Controversial budget decisions by Syracuse Mayor Stephanie Miner are also getting an airing in the Democratic primary race. The closing of the Ida Benderson Senior Center two years ago, and Fire Station #7 earlier this year due to budget constraints, are the two highest profile budget moves debated by the three candidates.
The closing of the long time senior center in Syracuse came two years into Miner's term, and was arguably the beginning of a crack in the relationship between the mayor and democratic common councilors. It was a question of budgetary priorities says Hogan, who remembered that lawmakers came up with cash to save the center, but it still closed.
"Maybe it's because I worked for the park department," Hogan said. "Maybe it's because I'm a Democrat and I believe in Democratic principals. I can't imagine any previous mayor closing the Ida Benderson Center. The people least among us, we should support."

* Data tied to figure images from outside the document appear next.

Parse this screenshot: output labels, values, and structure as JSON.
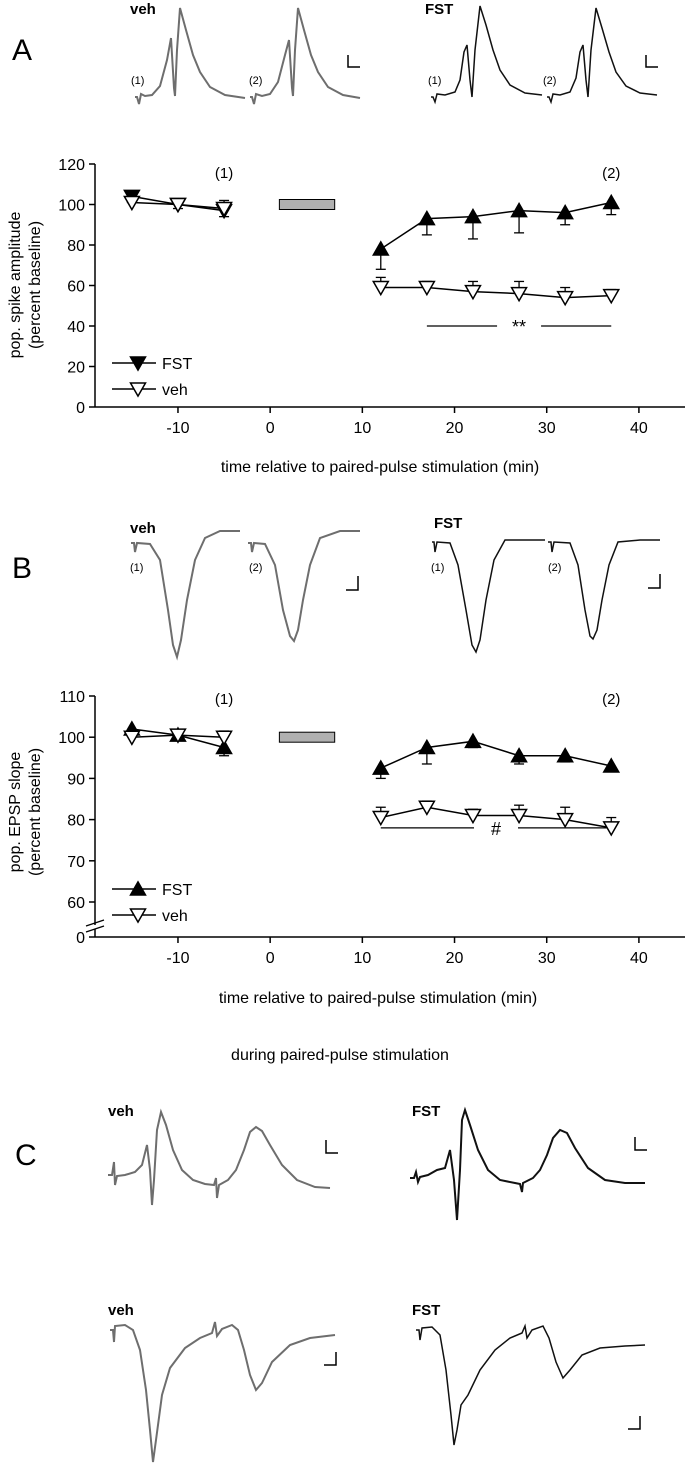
{
  "panels": {
    "A": {
      "letter": "A",
      "traces": [
        {
          "label": "veh",
          "nums": [
            "(1)",
            "(2)"
          ],
          "color": "#6e6e6e"
        },
        {
          "label": "FST",
          "nums": [
            "(1)",
            "(2)"
          ],
          "color": "#111111"
        }
      ]
    },
    "B": {
      "letter": "B",
      "traces": [
        {
          "label": "veh",
          "nums": [
            "(1)",
            "(2)"
          ],
          "color": "#6e6e6e"
        },
        {
          "label": "FST",
          "nums": [
            "(1)",
            "(2)"
          ],
          "color": "#111111"
        }
      ]
    },
    "C": {
      "letter": "C",
      "caption": "during paired-pulse stimulation",
      "traces_top": [
        {
          "label": "veh",
          "color": "#6e6e6e"
        },
        {
          "label": "FST",
          "color": "#111111"
        }
      ],
      "traces_bottom": [
        {
          "label": "veh",
          "color": "#6e6e6e"
        },
        {
          "label": "FST",
          "color": "#111111"
        }
      ]
    }
  },
  "chart_data": [
    {
      "type": "line",
      "panel": "A",
      "xlabel": "time relative to paired-pulse stimulation (min)",
      "ylabel_line1": "pop. spike amplitude",
      "ylabel_line2": "(percent baseline)",
      "xlim": [
        -19,
        45
      ],
      "ylim": [
        0,
        120
      ],
      "xticks": [
        -10,
        0,
        10,
        20,
        30,
        40
      ],
      "yticks": [
        0,
        20,
        40,
        60,
        80,
        100,
        120
      ],
      "legend_position": "bottom-left",
      "stim_bar": {
        "x": [
          1,
          7
        ],
        "y": 100
      },
      "annotations": [
        {
          "text": "(1)",
          "x": -5,
          "y": 113
        },
        {
          "text": "(2)",
          "x": 37,
          "y": 113
        }
      ],
      "significance": {
        "text": "**",
        "x_range": [
          17,
          37
        ],
        "y": 40
      },
      "series": [
        {
          "name": "FST",
          "marker": "triangle-down-filled",
          "x": [
            -15,
            -10,
            -5
          ],
          "y": [
            104,
            100,
            97
          ],
          "err": [
            3,
            2,
            3
          ]
        },
        {
          "name": "veh",
          "marker": "triangle-down-open",
          "x": [
            -15,
            -10,
            -5
          ],
          "y": [
            101,
            100,
            98
          ],
          "err": [
            3,
            2,
            4
          ]
        },
        {
          "name": "FST",
          "marker": "triangle-up-filled",
          "x": [
            12,
            17,
            22,
            27,
            32,
            37
          ],
          "y": [
            78,
            93,
            94,
            97,
            96,
            101
          ],
          "err": [
            10,
            8,
            11,
            11,
            6,
            6
          ]
        },
        {
          "name": "veh",
          "marker": "triangle-down-open",
          "x": [
            12,
            17,
            22,
            27,
            32,
            37
          ],
          "y": [
            59,
            59,
            57,
            56,
            54,
            55
          ],
          "err": [
            5,
            3,
            5,
            6,
            5,
            3
          ]
        }
      ],
      "legend": [
        {
          "name": "FST",
          "marker": "triangle-down-filled"
        },
        {
          "name": "veh",
          "marker": "triangle-down-open"
        }
      ]
    },
    {
      "type": "line",
      "panel": "B",
      "xlabel": "time relative to paired-pulse stimulation (min)",
      "ylabel_line1": "pop. EPSP slope",
      "ylabel_line2": "(percent baseline)",
      "xlim": [
        -19,
        45
      ],
      "ylim": [
        60,
        110
      ],
      "ytick_zero": "0",
      "axis_break": true,
      "xticks": [
        -10,
        0,
        10,
        20,
        30,
        40
      ],
      "yticks": [
        60,
        70,
        80,
        90,
        100,
        110
      ],
      "legend_position": "bottom-left",
      "stim_bar": {
        "x": [
          1,
          7
        ],
        "y": 100
      },
      "annotations": [
        {
          "text": "(1)",
          "x": -5,
          "y": 108
        },
        {
          "text": "(2)",
          "x": 37,
          "y": 108
        }
      ],
      "significance": {
        "text": "#",
        "x_range": [
          12,
          37
        ],
        "y": 78
      },
      "series": [
        {
          "name": "FST",
          "marker": "triangle-up-filled",
          "x": [
            -15,
            -10,
            -5
          ],
          "y": [
            102,
            100.5,
            97.5
          ],
          "err": [
            1.5,
            1,
            2
          ]
        },
        {
          "name": "veh",
          "marker": "triangle-down-open",
          "x": [
            -15,
            -10,
            -5
          ],
          "y": [
            100,
            100.5,
            100
          ],
          "err": [
            1.5,
            1,
            1.5
          ]
        },
        {
          "name": "FST",
          "marker": "triangle-up-filled",
          "x": [
            12,
            17,
            22,
            27,
            32,
            37
          ],
          "y": [
            92.5,
            97.5,
            99,
            95.5,
            95.5,
            93
          ],
          "err": [
            2.5,
            4,
            1.5,
            2,
            1.5,
            1.3
          ]
        },
        {
          "name": "veh",
          "marker": "triangle-down-open",
          "x": [
            12,
            17,
            22,
            27,
            32,
            37
          ],
          "y": [
            80.5,
            83,
            81,
            81,
            80,
            78
          ],
          "err": [
            2.5,
            1.5,
            1.5,
            2.5,
            3,
            2.5
          ]
        }
      ],
      "legend": [
        {
          "name": "FST",
          "marker": "triangle-up-filled"
        },
        {
          "name": "veh",
          "marker": "triangle-down-open"
        }
      ]
    }
  ]
}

Miner says that decision is an example of one of the themes of her campaign, that she's been able to make tough fiscal decisions in the face of fiscal crisis.
"My opponents do not want to make hard choices, and they have walked away from making hard choices," Miner said. "The people of this city know I've made them smartly, and in the same way have been able to keep the city moving forward by making these difficult decisions. It's easy to stand up and promise everything to anyone. It's more difficult to be financially responsible and prioritize."
The third democrat in the primary, Alfonso Davis disagrees, suggesting budget decisions go beyond shutting down the well known senior center.
"Closing the Ida Henderson Center because there was a $60,000 shortfall, I don't consider that a tough decision," Davis said. "Especially when in the same breath, you forgive the Chamber of Commerce of a $360,000 bill that they owe the city."
The three candidates face off September 10. At this point, there is only token Republican opposition to the winner of the primary.